# Index calendar spread?



## mjim (28 September 2017)

Does anybody trade Index Futures Calendar spreads (ES SEP-DEC etc
They dont move like commodity spreads except in last few days or hrs of front leg expiary
So how to trade them?
Here is the screen shot for SEP/DEC spread
Experts please advice


----------



## mjim (28 September 2017)

Sorry I just realised that the chart  isn't really valid anymore from the 15th right? Because that's when your Sept future expired and the swing after that is basically the full Dec future on it's own. However durings it's life my Question remains same!


----------



## History Repeats (29 September 2017)

i'm no expert. Few things, 1. IB not ideal for charting spreads, 2. it's better to spread es with ym if you want to do index but do look for other spreads like eurodollar good trending and moves slowly also huge volume 3. swing trade spreads 4. you can get info from cme site on various spreads.

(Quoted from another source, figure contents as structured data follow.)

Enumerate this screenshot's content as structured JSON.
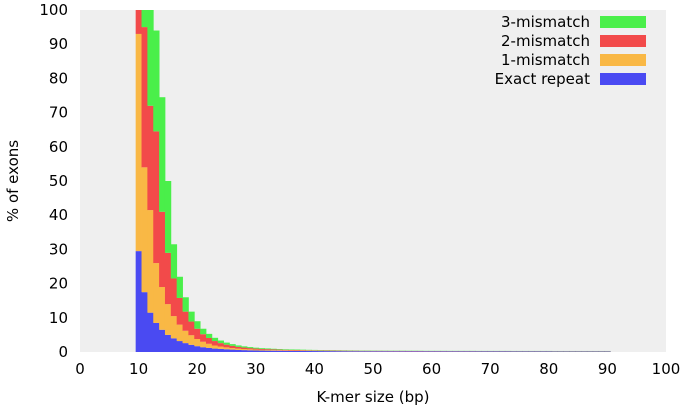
{
  "chart_data": {
    "type": "bar",
    "stacked": true,
    "title": "",
    "xlabel": "K-mer size (bp)",
    "ylabel": "% of exons",
    "xlim": [
      0,
      100
    ],
    "ylim": [
      0,
      100
    ],
    "xticks": [
      0,
      10,
      20,
      30,
      40,
      50,
      60,
      70,
      80,
      90,
      100
    ],
    "yticks": [
      0,
      10,
      20,
      30,
      40,
      50,
      60,
      70,
      80,
      90,
      100
    ],
    "grid": false,
    "legend_position": "top-right",
    "x": [
      10,
      11,
      12,
      13,
      14,
      15,
      16,
      17,
      18,
      19,
      20,
      21,
      22,
      23,
      24,
      25,
      26,
      27,
      28,
      29,
      30,
      31,
      32,
      33,
      34,
      35,
      36,
      37,
      38,
      39,
      40,
      41,
      42,
      43,
      44,
      45,
      46,
      47,
      48,
      49,
      50,
      51,
      52,
      53,
      54,
      55,
      56,
      57,
      58,
      59,
      60,
      61,
      62,
      63,
      64,
      65,
      66,
      67,
      68,
      69,
      70,
      71,
      72,
      73,
      74,
      75,
      76,
      77,
      78,
      79,
      80,
      81,
      82,
      83,
      84,
      85,
      86,
      87,
      88,
      89,
      90
    ],
    "series": [
      {
        "name": "Exact repeat",
        "color": "#4a4af2",
        "values": [
          29.5,
          17.5,
          11.5,
          8.5,
          6.5,
          5.0,
          4.0,
          3.2,
          2.6,
          2.1,
          1.7,
          1.4,
          1.2,
          1.0,
          0.9,
          0.8,
          0.7,
          0.6,
          0.55,
          0.5,
          0.45,
          0.42,
          0.4,
          0.38,
          0.36,
          0.34,
          0.32,
          0.31,
          0.3,
          0.29,
          0.28,
          0.27,
          0.26,
          0.25,
          0.24,
          0.23,
          0.22,
          0.22,
          0.21,
          0.21,
          0.2,
          0.2,
          0.2,
          0.19,
          0.19,
          0.19,
          0.18,
          0.18,
          0.18,
          0.17,
          0.17,
          0.17,
          0.17,
          0.16,
          0.16,
          0.16,
          0.16,
          0.16,
          0.15,
          0.15,
          0.15,
          0.15,
          0.15,
          0.15,
          0.14,
          0.14,
          0.14,
          0.14,
          0.14,
          0.14,
          0.14,
          0.13,
          0.13,
          0.13,
          0.13,
          0.13,
          0.13,
          0.13,
          0.13,
          0.13,
          0.13
        ]
      },
      {
        "name": "1-mismatch",
        "color": "#f9b845",
        "values": [
          63.5,
          36.5,
          30.0,
          17.5,
          12.5,
          9.0,
          6.5,
          4.8,
          3.6,
          2.8,
          2.1,
          1.6,
          1.2,
          0.9,
          0.7,
          0.55,
          0.45,
          0.38,
          0.32,
          0.28,
          0.24,
          0.21,
          0.19,
          0.17,
          0.15,
          0.14,
          0.13,
          0.12,
          0.11,
          0.1,
          0.1,
          0.09,
          0.09,
          0.08,
          0.08,
          0.08,
          0.07,
          0.07,
          0.07,
          0.07,
          0.06,
          0.06,
          0.06,
          0.06,
          0.06,
          0.06,
          0.05,
          0.05,
          0.05,
          0.05,
          0.05,
          0.05,
          0.05,
          0.05,
          0.05,
          0.05,
          0.05,
          0.05,
          0.05,
          0.05,
          0.05,
          0.05,
          0.05,
          0.05,
          0.05,
          0.05,
          0.05,
          0.05,
          0.05,
          0.05,
          0.05,
          0.05,
          0.05,
          0.05,
          0.05,
          0.05,
          0.05,
          0.05,
          0.05,
          0.05,
          0.05
        ]
      },
      {
        "name": "2-mismatch",
        "color": "#f24a4a",
        "values": [
          7.0,
          41.0,
          30.5,
          38.5,
          22.0,
          15.0,
          11.0,
          7.8,
          5.6,
          4.0,
          3.0,
          2.2,
          1.7,
          1.3,
          1.0,
          0.8,
          0.65,
          0.52,
          0.43,
          0.36,
          0.31,
          0.27,
          0.24,
          0.21,
          0.19,
          0.17,
          0.16,
          0.15,
          0.14,
          0.13,
          0.12,
          0.11,
          0.11,
          0.1,
          0.1,
          0.09,
          0.09,
          0.09,
          0.08,
          0.08,
          0.08,
          0.08,
          0.07,
          0.07,
          0.07,
          0.07,
          0.07,
          0.07,
          0.07,
          0.06,
          0.06,
          0.06,
          0.06,
          0.06,
          0.06,
          0.06,
          0.06,
          0.06,
          0.06,
          0.06,
          0.06,
          0.06,
          0.06,
          0.06,
          0.06,
          0.06,
          0.06,
          0.06,
          0.06,
          0.06,
          0.06,
          0.06,
          0.06,
          0.06,
          0.06,
          0.06,
          0.06,
          0.06,
          0.06,
          0.06,
          0.06
        ]
      },
      {
        "name": "3-mismatch",
        "color": "#4aef4a",
        "values": [
          0.0,
          5.0,
          28.0,
          29.5,
          33.5,
          21.0,
          10.0,
          6.2,
          4.2,
          2.9,
          2.2,
          1.6,
          1.2,
          0.95,
          0.75,
          0.6,
          0.5,
          0.42,
          0.35,
          0.3,
          0.26,
          0.23,
          0.21,
          0.19,
          0.17,
          0.16,
          0.15,
          0.14,
          0.13,
          0.12,
          0.11,
          0.11,
          0.1,
          0.1,
          0.09,
          0.09,
          0.09,
          0.08,
          0.08,
          0.08,
          0.08,
          0.07,
          0.07,
          0.07,
          0.07,
          0.07,
          0.07,
          0.07,
          0.06,
          0.06,
          0.06,
          0.06,
          0.06,
          0.06,
          0.06,
          0.06,
          0.06,
          0.06,
          0.06,
          0.06,
          0.06,
          0.06,
          0.06,
          0.06,
          0.06,
          0.06,
          0.06,
          0.06,
          0.06,
          0.06,
          0.06,
          0.06,
          0.06,
          0.06,
          0.06,
          0.06,
          0.06,
          0.06,
          0.06,
          0.06,
          0.06
        ]
      }
    ],
    "legend": [
      {
        "label": "3-mismatch",
        "color": "#4aef4a"
      },
      {
        "label": "2-mismatch",
        "color": "#f24a4a"
      },
      {
        "label": "1-mismatch",
        "color": "#f9b845"
      },
      {
        "label": "Exact repeat",
        "color": "#4a4af2"
      }
    ],
    "plot_background": "#efefef"
  }
}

here's one for eurodollar spread


----------



## drequejo (1 October 2017)

mjim said:


> Does anybody trade Index Futures Calendar spreads (ES SEP-DEC etc
> They dont move like commodity spreads except in last few days or hrs of front leg expiary
> So how to trade them?
> Here is the screen shot for SEP/DEC spread
> ...




Hi mjim, I trade time spread, I have a monthly strategy using SPY. When you trade option strategy you need to follow the evolution of the t+0 line by using the expiration graph a very good tool is the TOS platform, you can create a demo a account and start using it. The only issue is that it has a 20 min delay in the data, whit real accounts the data is real time, but unfortunately TOS(ThinkOrSwim) don't allow Australian to open accounts, you can create a demo account here: 
https://www.thinkorswim.com/t/pm-registration.html


----------



## mjim (9 October 2017)

drequejo said:


> Hi mjim, I trade time spread, I have a monthly strategy using SPY. When you trade option strategy you need to follow the evolution of the t+0 line by using the expiration graph a very good tool is the TOS platform, you can create a demo a account and start using it. The only issue is that it has a 20 min delay in the data, whit real accounts the data is real time, but unfortunately TOS(ThinkOrSwim) don't allow Australian to open accounts, you can create a demo account here:
> https://www.thinkorswim.com/t/pm-registration.html



You are referring to Calnder Option spreads I am referring to Futures to Futures ( SEP/DEC) type of spread


----------



## drequejo (10 October 2017)

mjim said:


> You are referring to Calnder Option spreads I am referring to Futures to Futures ( SEP/DEC) type of spread




I trade ES as well, butterflies, IC and Calendars and use IB for doing the trades and TOS for following the Greece evolution and plan the adjustments.


----------